Я отлично понимаю чувства гладиатора, впервые выходящего из тени коридора под палящее солнце арены. С таким же чувством я открыл рот.
Стоматолог поковырялась у меня в душе острыми предметами, звякнула чем-то на подносе.
– Э-э, дорогой. Запустил ты зуб. Я тебе сейчас мышьяк положу. Нерв убьём. А через дня четыре придёшь – каналы чистить будем. Потерпи, ты же мужчина.
И взвизгнула бормашина.
Первый этап я перетерпел. Мне положили на зуб какую-то гадость, от которой я потом три дня не спал. Зуб сопротивлялся, не хотел умирать. Челюсть дёргало. Анальгин спасал плохо. Выпил водки – лучше не стало, ещё и голова с утра болела. Через четыре дня я снова пришёл к своей мучительнице.
– А, дорогой, заходи! – искренне обрадовалась мне Маринэ Теймуразовна. – Показывай.
Снова на арену!
– Ага, ну хорошо. Слушай, у меня обезболивающее кончается. Но ты же мужчина, потерпишь? – склоняется надо мной Маринэ.
Не потерплю! Во мне кто-то предупреждающе вопит. Но признаться в этом стыдно и я едва заметно киваю.
– Вот и хорошо! – одними глазами улыбается стоматолог.
Дальше я помню плохо. Милосердный мозг стёр из ячеек памяти эти ужасы. Я вцепился в подлокотники кресла так, что потом болели пальцы. Холодный пот пропитал майку на спине. Маринэ Теймуразовна с любопытством что-то расковыривала, потом дёрнула.
– Смотри!
А что смотреть? У меня глаза закрыты, чтоб не видеть всего этого кошмара.
– Смотри, говорю.
С трудом разлепляю веки. В пинцете зажата тонкая красная нитка.
– Вот, это нерв. Я его тебе удалила. Теперь не больно будет. Оказалось, у тебя в этом зубе два нерва. Один не умер. Ну ничего. Теперь каналы почистим и всё.
Я вытерпел два канала. На третьем мне стало хорошо, ангелы запели в моих ушах. И только ватка, пропитанная нашатырём, которую Маринэ ткнула мне под нос, вернула на грешную землю.
– Э, дорогой. Ты мне тут прекрати. Один канал остался, – нахмурилась доктор.

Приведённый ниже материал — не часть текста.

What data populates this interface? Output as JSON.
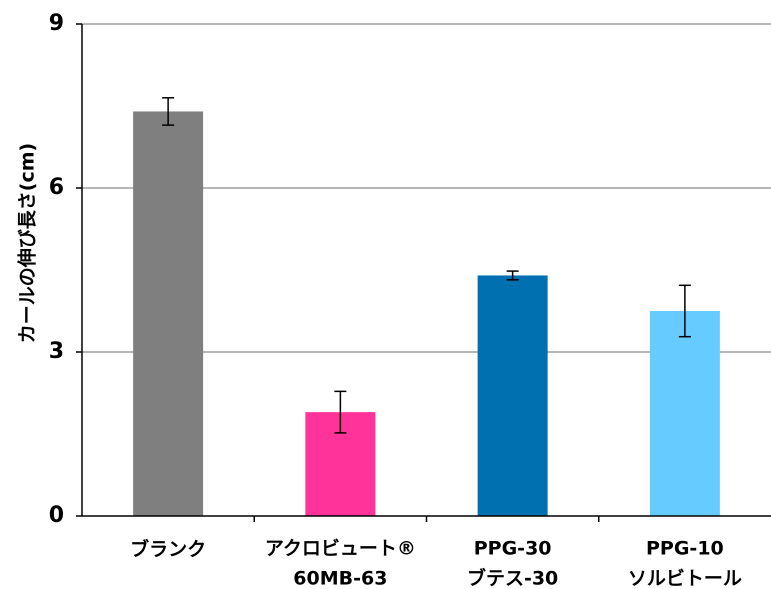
{
  "chart_data": {
    "type": "bar",
    "title": "",
    "xlabel": "",
    "ylabel": "カールの伸び長さ(cm)",
    "ylim": [
      0,
      9
    ],
    "yticks": [
      "0",
      "3",
      "6",
      "9"
    ],
    "grid": true,
    "categories": [
      [
        "ブランク"
      ],
      [
        "アクロビュート®",
        "60MB-63"
      ],
      [
        "PPG-30",
        "ブテス-30"
      ],
      [
        "PPG-10",
        "ソルビトール"
      ]
    ],
    "values": [
      7.4,
      1.9,
      4.4,
      3.75
    ],
    "errors": [
      0.25,
      0.38,
      0.08,
      0.47
    ],
    "colors": [
      "#7f7f7f",
      "#ff3399",
      "#0070b0",
      "#66ccff"
    ]
  }
}
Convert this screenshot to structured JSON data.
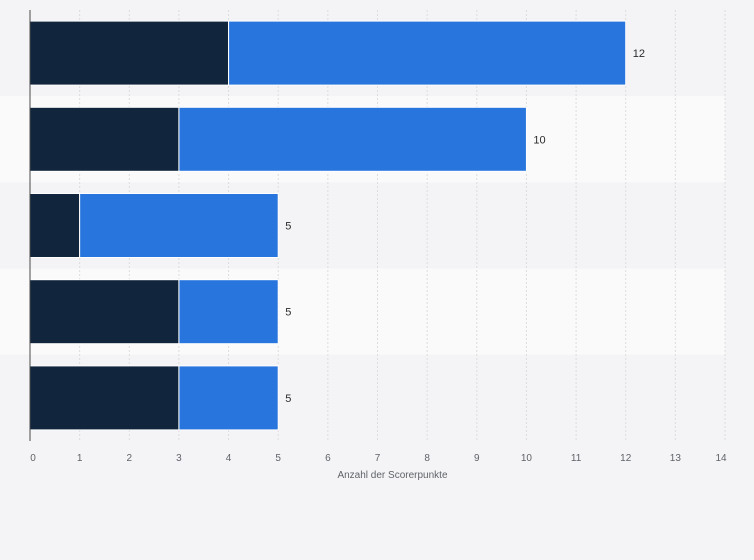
{
  "chart_data": {
    "type": "bar",
    "orientation": "horizontal",
    "stacked": true,
    "categories": [
      "",
      "",
      "",
      "",
      ""
    ],
    "series": [
      {
        "values": [
          4,
          3,
          1,
          3,
          3
        ],
        "color": "#11263c"
      },
      {
        "values": [
          8,
          7,
          4,
          2,
          2
        ],
        "color": "#2876dd"
      }
    ],
    "totals": [
      "12",
      "10",
      "5",
      "5",
      "5"
    ],
    "xlabel": "Anzahl der Scorerpunkte",
    "ylabel": "",
    "xlim": [
      0,
      14
    ],
    "xticks": [
      "0",
      "1",
      "2",
      "3",
      "4",
      "5",
      "6",
      "7",
      "8",
      "9",
      "10",
      "11",
      "12",
      "13",
      "14"
    ],
    "grid": "vertical",
    "legend": "none"
  },
  "colors": {
    "background": "#f4f4f6",
    "band_odd": "#f4f4f6",
    "band_even": "#fafafb",
    "grid": "#dddddd",
    "axis": "#4a4a4a"
  }
}
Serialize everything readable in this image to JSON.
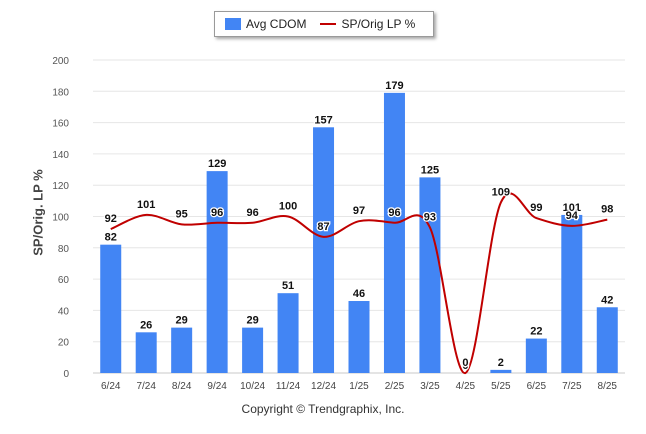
{
  "legend": {
    "bar_label": "Avg CDOM",
    "line_label": "SP/Orig LP %"
  },
  "copyright": "Copyright © Trendgraphix, Inc.",
  "chart_data": {
    "type": "bar",
    "categories": [
      "6/24",
      "7/24",
      "8/24",
      "9/24",
      "10/24",
      "11/24",
      "12/24",
      "1/25",
      "2/25",
      "3/25",
      "4/25",
      "5/25",
      "6/25",
      "7/25",
      "8/25"
    ],
    "ylabel": "SP/Orig. LP %",
    "ylim": [
      0,
      200
    ],
    "yticks": [
      0,
      20,
      40,
      60,
      80,
      100,
      120,
      140,
      160,
      180,
      200
    ],
    "grid": true,
    "legend_position": "top-center",
    "series": [
      {
        "name": "Avg CDOM",
        "type": "bar",
        "color": "#4285f4",
        "values": [
          82,
          26,
          29,
          129,
          29,
          51,
          157,
          46,
          179,
          125,
          0,
          2,
          22,
          101,
          42
        ]
      },
      {
        "name": "SP/Orig LP %",
        "type": "line",
        "color": "#c00000",
        "values": [
          92,
          101,
          95,
          96,
          96,
          100,
          87,
          97,
          96,
          93,
          0,
          109,
          99,
          94,
          98
        ]
      }
    ]
  }
}
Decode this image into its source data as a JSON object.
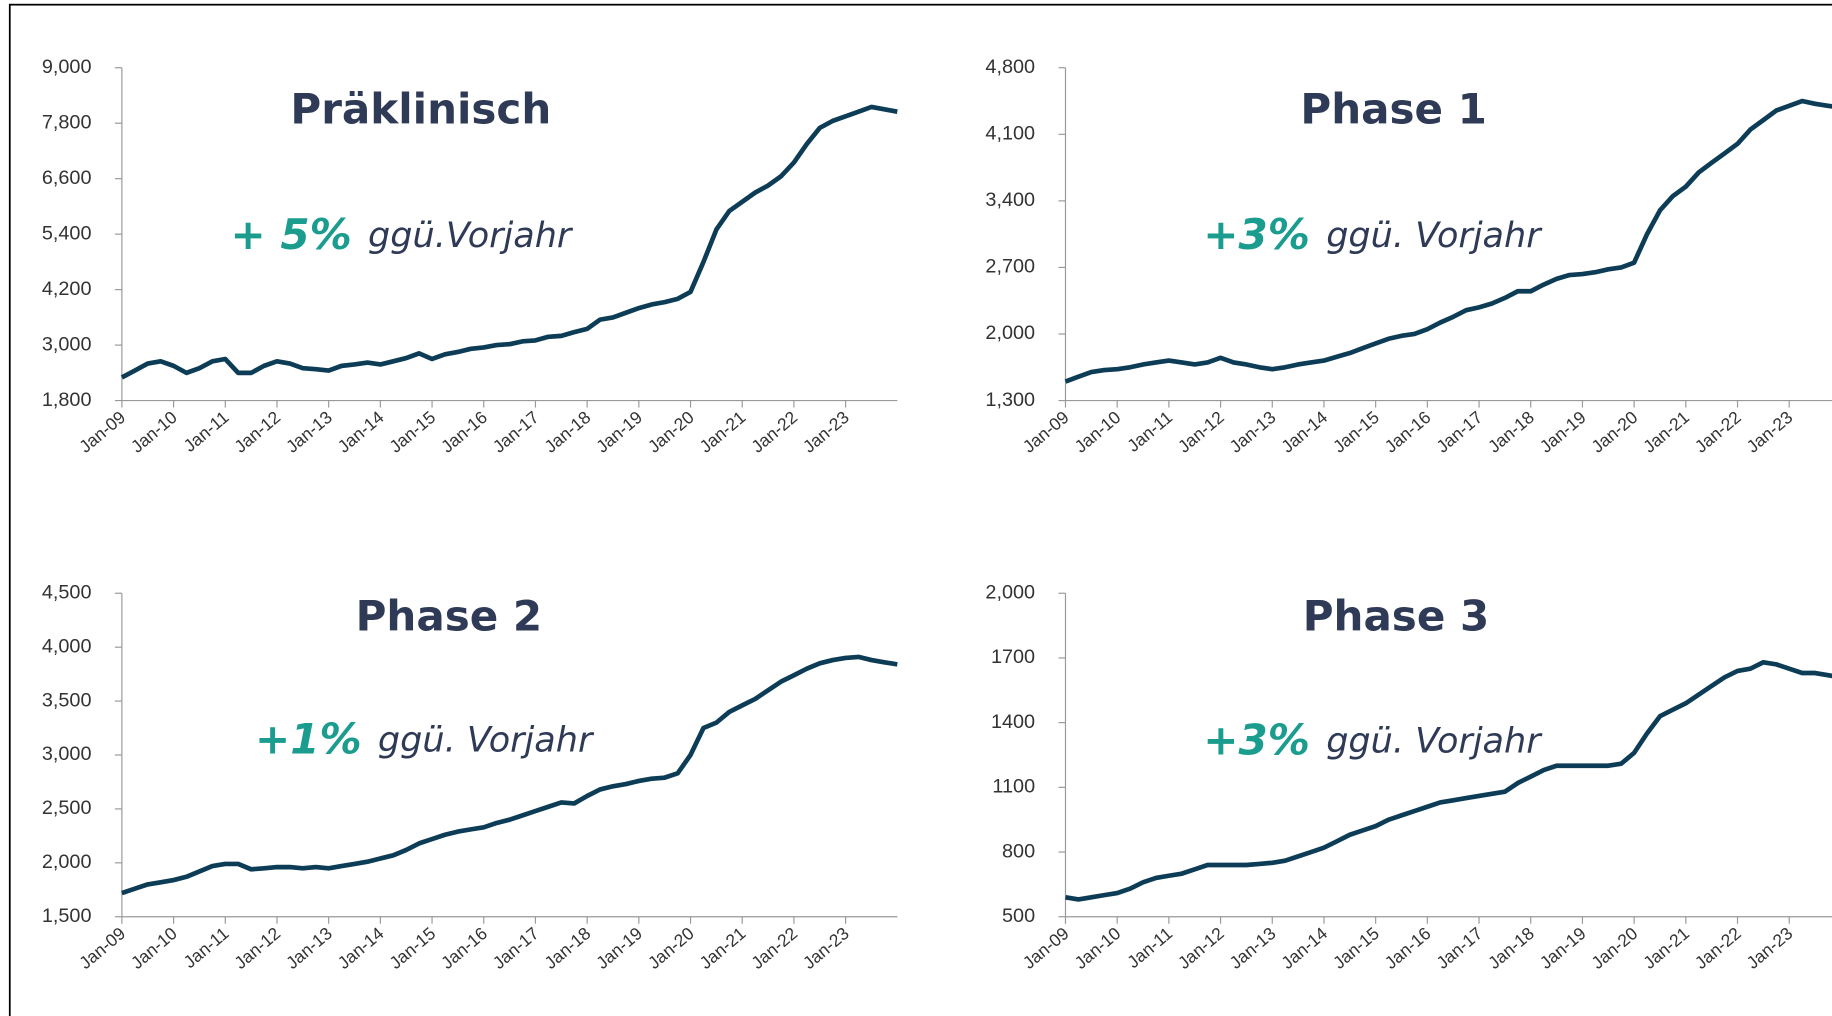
{
  "chart_data": [
    {
      "type": "line",
      "title": "Präklinisch",
      "annotation": {
        "highlight": "+ 5%",
        "text": "ggü.Vorjahr"
      },
      "categories": [
        "Jan-09",
        null,
        null,
        null,
        "Jan-10",
        null,
        null,
        null,
        "Jan-11",
        null,
        null,
        null,
        "Jan-12",
        null,
        null,
        null,
        "Jan-13",
        null,
        null,
        null,
        "Jan-14",
        null,
        null,
        null,
        "Jan-15",
        null,
        null,
        null,
        "Jan-16",
        null,
        null,
        null,
        "Jan-17",
        null,
        null,
        null,
        "Jan-18",
        null,
        null,
        null,
        "Jan-19",
        null,
        null,
        null,
        "Jan-20",
        null,
        null,
        null,
        "Jan-21",
        null,
        null,
        null,
        "Jan-22",
        null,
        null,
        null,
        "Jan-23",
        null,
        null,
        null,
        null
      ],
      "series": [
        {
          "color": "#0d3d56",
          "values": [
            2300,
            2450,
            2600,
            2650,
            2550,
            2400,
            2500,
            2650,
            2700,
            2400,
            2400,
            2550,
            2650,
            2600,
            2500,
            2480,
            2450,
            2550,
            2580,
            2620,
            2580,
            2650,
            2720,
            2820,
            2700,
            2800,
            2850,
            2920,
            2950,
            3000,
            3020,
            3080,
            3100,
            3180,
            3200,
            3280,
            3350,
            3550,
            3600,
            3700,
            3800,
            3880,
            3930,
            4000,
            4150,
            4800,
            5500,
            5900,
            6100,
            6300,
            6450,
            6650,
            6950,
            7350,
            7700,
            7850,
            7950,
            8050,
            8150,
            8100,
            8050
          ]
        }
      ],
      "ylim": [
        1800,
        9000
      ],
      "yticks": [
        {
          "value": 1800,
          "label": "1,800"
        },
        {
          "value": 3000,
          "label": "3,000"
        },
        {
          "value": 4200,
          "label": "4,200"
        },
        {
          "value": 5400,
          "label": "5,400"
        },
        {
          "value": 6600,
          "label": "6,600"
        },
        {
          "value": 7800,
          "label": "7,800"
        },
        {
          "value": 9000,
          "label": "9,000"
        }
      ]
    },
    {
      "type": "line",
      "title": "Phase 1",
      "annotation": {
        "highlight": "+3%",
        "text": "ggü. Vorjahr"
      },
      "categories": [
        "Jan-09",
        null,
        null,
        null,
        "Jan-10",
        null,
        null,
        null,
        "Jan-11",
        null,
        null,
        null,
        "Jan-12",
        null,
        null,
        null,
        "Jan-13",
        null,
        null,
        null,
        "Jan-14",
        null,
        null,
        null,
        "Jan-15",
        null,
        null,
        null,
        "Jan-16",
        null,
        null,
        null,
        "Jan-17",
        null,
        null,
        null,
        "Jan-18",
        null,
        null,
        null,
        "Jan-19",
        null,
        null,
        null,
        "Jan-20",
        null,
        null,
        null,
        "Jan-21",
        null,
        null,
        null,
        "Jan-22",
        null,
        null,
        null,
        "Jan-23",
        null,
        null,
        null,
        null
      ],
      "series": [
        {
          "color": "#0d3d56",
          "values": [
            1500,
            1550,
            1600,
            1620,
            1630,
            1650,
            1680,
            1700,
            1720,
            1700,
            1680,
            1700,
            1750,
            1700,
            1680,
            1650,
            1630,
            1650,
            1680,
            1700,
            1720,
            1760,
            1800,
            1850,
            1900,
            1950,
            1980,
            2000,
            2050,
            2120,
            2180,
            2250,
            2280,
            2320,
            2380,
            2450,
            2450,
            2520,
            2580,
            2620,
            2630,
            2650,
            2680,
            2700,
            2750,
            3050,
            3300,
            3450,
            3550,
            3700,
            3800,
            3900,
            4000,
            4150,
            4250,
            4350,
            4400,
            4450,
            4420,
            4400,
            4380
          ]
        }
      ],
      "ylim": [
        1300,
        4800
      ],
      "yticks": [
        {
          "value": 1300,
          "label": "1,300"
        },
        {
          "value": 2000,
          "label": "2,000"
        },
        {
          "value": 2700,
          "label": "2,700"
        },
        {
          "value": 3400,
          "label": "3,400"
        },
        {
          "value": 4100,
          "label": "4,100"
        },
        {
          "value": 4800,
          "label": "4,800"
        }
      ]
    },
    {
      "type": "line",
      "title": "Phase 2",
      "annotation": {
        "highlight": "+1%",
        "text": "ggü. Vorjahr"
      },
      "categories": [
        "Jan-09",
        null,
        null,
        null,
        "Jan-10",
        null,
        null,
        null,
        "Jan-11",
        null,
        null,
        null,
        "Jan-12",
        null,
        null,
        null,
        "Jan-13",
        null,
        null,
        null,
        "Jan-14",
        null,
        null,
        null,
        "Jan-15",
        null,
        null,
        null,
        "Jan-16",
        null,
        null,
        null,
        "Jan-17",
        null,
        null,
        null,
        "Jan-18",
        null,
        null,
        null,
        "Jan-19",
        null,
        null,
        null,
        "Jan-20",
        null,
        null,
        null,
        "Jan-21",
        null,
        null,
        null,
        "Jan-22",
        null,
        null,
        null,
        "Jan-23",
        null,
        null,
        null,
        null
      ],
      "series": [
        {
          "color": "#0d3d56",
          "values": [
            1720,
            1760,
            1800,
            1820,
            1840,
            1870,
            1920,
            1970,
            1990,
            1990,
            1940,
            1950,
            1960,
            1960,
            1950,
            1960,
            1950,
            1970,
            1990,
            2010,
            2040,
            2070,
            2120,
            2180,
            2220,
            2260,
            2290,
            2310,
            2330,
            2370,
            2400,
            2440,
            2480,
            2520,
            2560,
            2550,
            2620,
            2680,
            2710,
            2730,
            2760,
            2780,
            2790,
            2830,
            3000,
            3250,
            3300,
            3400,
            3460,
            3520,
            3600,
            3680,
            3740,
            3800,
            3850,
            3880,
            3900,
            3910,
            3880,
            3860,
            3840
          ]
        }
      ],
      "ylim": [
        1500,
        4500
      ],
      "yticks": [
        {
          "value": 1500,
          "label": "1,500"
        },
        {
          "value": 2000,
          "label": "2,000"
        },
        {
          "value": 2500,
          "label": "2,500"
        },
        {
          "value": 3000,
          "label": "3,000"
        },
        {
          "value": 3500,
          "label": "3,500"
        },
        {
          "value": 4000,
          "label": "4,000"
        },
        {
          "value": 4500,
          "label": "4,500"
        }
      ]
    },
    {
      "type": "line",
      "title": "Phase 3",
      "annotation": {
        "highlight": "+3%",
        "text": "ggü. Vorjahr"
      },
      "categories": [
        "Jan-09",
        null,
        null,
        null,
        "Jan-10",
        null,
        null,
        null,
        "Jan-11",
        null,
        null,
        null,
        "Jan-12",
        null,
        null,
        null,
        "Jan-13",
        null,
        null,
        null,
        "Jan-14",
        null,
        null,
        null,
        "Jan-15",
        null,
        null,
        null,
        "Jan-16",
        null,
        null,
        null,
        "Jan-17",
        null,
        null,
        null,
        "Jan-18",
        null,
        null,
        null,
        "Jan-19",
        null,
        null,
        null,
        "Jan-20",
        null,
        null,
        null,
        "Jan-21",
        null,
        null,
        null,
        "Jan-22",
        null,
        null,
        null,
        "Jan-23",
        null,
        null,
        null,
        null
      ],
      "series": [
        {
          "color": "#0d3d56",
          "values": [
            590,
            580,
            590,
            600,
            610,
            630,
            660,
            680,
            690,
            700,
            720,
            740,
            740,
            740,
            740,
            745,
            750,
            760,
            780,
            800,
            820,
            850,
            880,
            900,
            920,
            950,
            970,
            990,
            1010,
            1030,
            1040,
            1050,
            1060,
            1070,
            1080,
            1120,
            1150,
            1180,
            1200,
            1200,
            1200,
            1200,
            1200,
            1210,
            1260,
            1350,
            1430,
            1460,
            1490,
            1530,
            1570,
            1610,
            1640,
            1650,
            1680,
            1670,
            1650,
            1630,
            1630,
            1620,
            1610
          ]
        }
      ],
      "ylim": [
        500,
        2000
      ],
      "yticks": [
        500,
        800,
        1100,
        1400,
        1700,
        {
          "value": 2000,
          "label": "2,000"
        }
      ]
    }
  ]
}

И я вытерпел ещё один канал. Вышел из кабинета стоматолога с перекошенным лицом, на подгибающихся ногах, Сил идти дальше не было. Я присел на скамеечку прямо у дверей, упёрся спиной в стену и прикрыл глаза. Стена через пропитанную потом майку неприятно холодила спину. Я клялся, что буду теперь чистить зубы три раза в день, по полчаса минимум.

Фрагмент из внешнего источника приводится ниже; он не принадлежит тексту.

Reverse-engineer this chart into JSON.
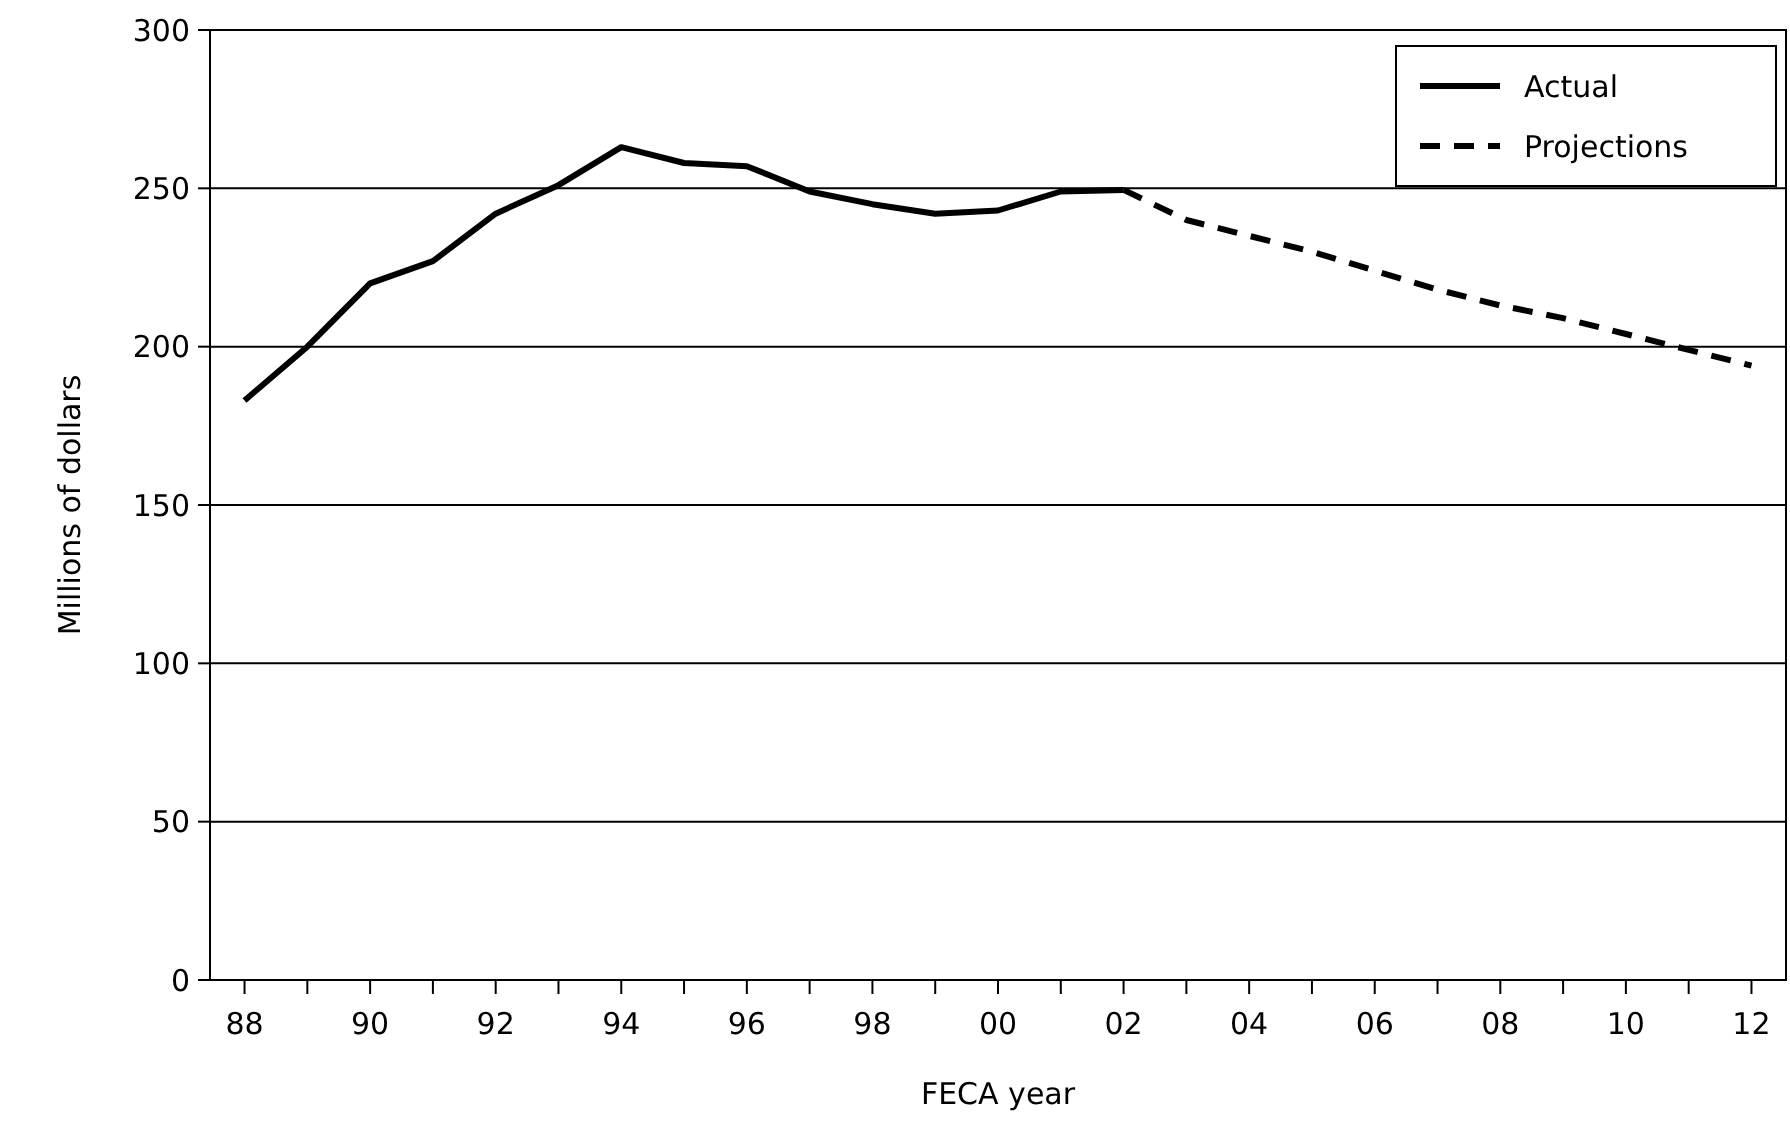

Обещание выполнил. Но через три дня совершенно про него забыл. Маринэ Теймуразовна оказалась действительно хорошим специалистом. Её пломба выпала почти через пятнадцать лет вместе с осколками зуба.
А через десять лет после свидания с грузинским стоматологом у меня снова заболел зуб. Я был уже взрослый товарищ, окончил медицинский университет, поэтому терпел всего неделю. А когда терпеть стало невозможно, собрал остатки зарплаты и пошёл в платную клинику.
Вижу – сидит молодая рыжая девчонка. Симпатичная, даже под маской видно.
– Садитесь, – говорит.
Сделали мне снимок, посмотрели.
– Надо, – говорит, – каналы чистить.
Я сразу Маринэ Теймуразовну вспомнил. И заранее в обморок упал.
– Мышьяк будете закладывать? На неделю?
– Это каменный век, – морщится девушка. – Мы вам сейчас обезболим и минут за двадцать всё сделаем.
Побрызгала лидокаином, потом в уже обезболенную десну мягко кольнула шприцом.
– Всё хорошо?
Конечно, всё хорошо. Я же ничего не чувствую. Челюсть онемела до самых пяток. Только страшно, блин. Я моргаю.